[Date Prev][Date Next] [Chronological] [Thread] [Top]

Re: (ITS#5207) Password checking: external program

Buchan Milne wrote:

> So you are unaware of the {SASL} scheme for userPassword, where slapd receives 
> a simple bind, and tries to authenticate the user (as a SASL client) via the 
> SASL mechanism with the identity following the scheme identifier in the 
> userPassword attribute.

Oh, yeah, I wasn't aware of such a beast.

> It is documented to some degree in the FAQ-o-matic.

Well, I didn't find a documentation about that, just an article about
Kerberos that mentioned that {SASL} thing. FAQ-o-matic seems to be
unable to search for '{' and '}'.

Putting something in that FAQ-o-matic is certainly a good place to hide
it since that FAQ-o-matic uses some really weird sort of ordering, and
searching works - if at all - only if you already know what you are
looking for. Would be great to put this into the administrator's

However, if that {SASL} scheme does what I believe it does, the client
indeed does not need a plugin or SASL support anymore.

But this opens other questions:

Does slapd support multiple password entries?

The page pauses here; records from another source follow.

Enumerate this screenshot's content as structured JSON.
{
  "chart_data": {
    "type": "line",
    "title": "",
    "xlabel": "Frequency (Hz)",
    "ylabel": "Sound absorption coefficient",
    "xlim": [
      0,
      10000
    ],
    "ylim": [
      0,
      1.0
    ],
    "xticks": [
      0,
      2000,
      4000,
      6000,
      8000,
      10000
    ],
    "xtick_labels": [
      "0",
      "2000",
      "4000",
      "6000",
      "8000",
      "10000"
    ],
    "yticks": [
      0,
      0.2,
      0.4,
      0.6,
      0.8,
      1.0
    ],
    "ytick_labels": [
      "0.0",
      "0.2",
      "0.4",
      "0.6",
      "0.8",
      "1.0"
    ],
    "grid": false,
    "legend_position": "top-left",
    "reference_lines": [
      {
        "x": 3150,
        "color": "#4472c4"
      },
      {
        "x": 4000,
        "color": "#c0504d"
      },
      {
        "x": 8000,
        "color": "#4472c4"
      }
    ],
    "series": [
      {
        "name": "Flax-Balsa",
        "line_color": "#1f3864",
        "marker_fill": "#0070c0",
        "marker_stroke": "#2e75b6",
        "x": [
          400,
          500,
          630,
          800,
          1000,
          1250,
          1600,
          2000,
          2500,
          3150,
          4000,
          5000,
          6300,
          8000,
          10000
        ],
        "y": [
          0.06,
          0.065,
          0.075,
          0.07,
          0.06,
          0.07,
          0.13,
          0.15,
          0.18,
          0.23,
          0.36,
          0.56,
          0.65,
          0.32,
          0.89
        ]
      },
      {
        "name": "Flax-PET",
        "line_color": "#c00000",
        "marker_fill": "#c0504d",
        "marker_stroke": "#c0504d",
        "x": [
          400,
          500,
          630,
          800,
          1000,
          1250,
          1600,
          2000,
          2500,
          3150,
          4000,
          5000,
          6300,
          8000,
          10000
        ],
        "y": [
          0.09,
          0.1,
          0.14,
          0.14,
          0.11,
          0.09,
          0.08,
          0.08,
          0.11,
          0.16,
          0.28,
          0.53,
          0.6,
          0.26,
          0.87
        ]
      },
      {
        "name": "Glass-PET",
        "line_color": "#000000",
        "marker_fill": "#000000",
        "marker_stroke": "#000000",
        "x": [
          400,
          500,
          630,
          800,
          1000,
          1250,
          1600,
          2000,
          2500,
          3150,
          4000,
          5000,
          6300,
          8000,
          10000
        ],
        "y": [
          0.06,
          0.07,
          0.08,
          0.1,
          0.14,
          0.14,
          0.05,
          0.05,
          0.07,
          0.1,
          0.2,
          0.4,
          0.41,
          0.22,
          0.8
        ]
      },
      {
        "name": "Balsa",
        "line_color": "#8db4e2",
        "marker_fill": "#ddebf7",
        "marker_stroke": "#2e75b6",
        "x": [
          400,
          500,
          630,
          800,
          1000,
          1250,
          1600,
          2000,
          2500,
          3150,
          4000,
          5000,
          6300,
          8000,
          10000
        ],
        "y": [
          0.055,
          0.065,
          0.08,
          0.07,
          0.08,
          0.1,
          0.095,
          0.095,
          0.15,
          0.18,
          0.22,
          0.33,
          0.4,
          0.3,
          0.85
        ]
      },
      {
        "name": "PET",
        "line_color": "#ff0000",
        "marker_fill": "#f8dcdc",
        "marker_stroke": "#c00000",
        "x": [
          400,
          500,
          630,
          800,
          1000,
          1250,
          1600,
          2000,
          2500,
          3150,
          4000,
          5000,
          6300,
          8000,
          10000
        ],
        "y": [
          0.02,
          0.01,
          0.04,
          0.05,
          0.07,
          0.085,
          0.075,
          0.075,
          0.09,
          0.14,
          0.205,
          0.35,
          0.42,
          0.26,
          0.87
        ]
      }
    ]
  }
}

If I put such a {SASL} thing into my LDAP record, would I still be able
to authenticate with a plain password, e.g. by having two entries

userPassword: {SSHA}...
userPassword: {SASL}...

The main problem is that I have to provide several authentication
schemes, including good old password authentication (which the SASL
daemon was configured to do against the LDAP with encrypted passwords)
and some sorts of one time passwords. Storing regular passwords in SASL
was no option because cyrus sasl stores passwords as plaintext.

So that {SASL} thing could solve my problem as long as it coexists with
regular LDAP authentication.

What does slap (and slappasswd) do if there are multiple entries for
userPassword? Does slapd check them all until one of them matches?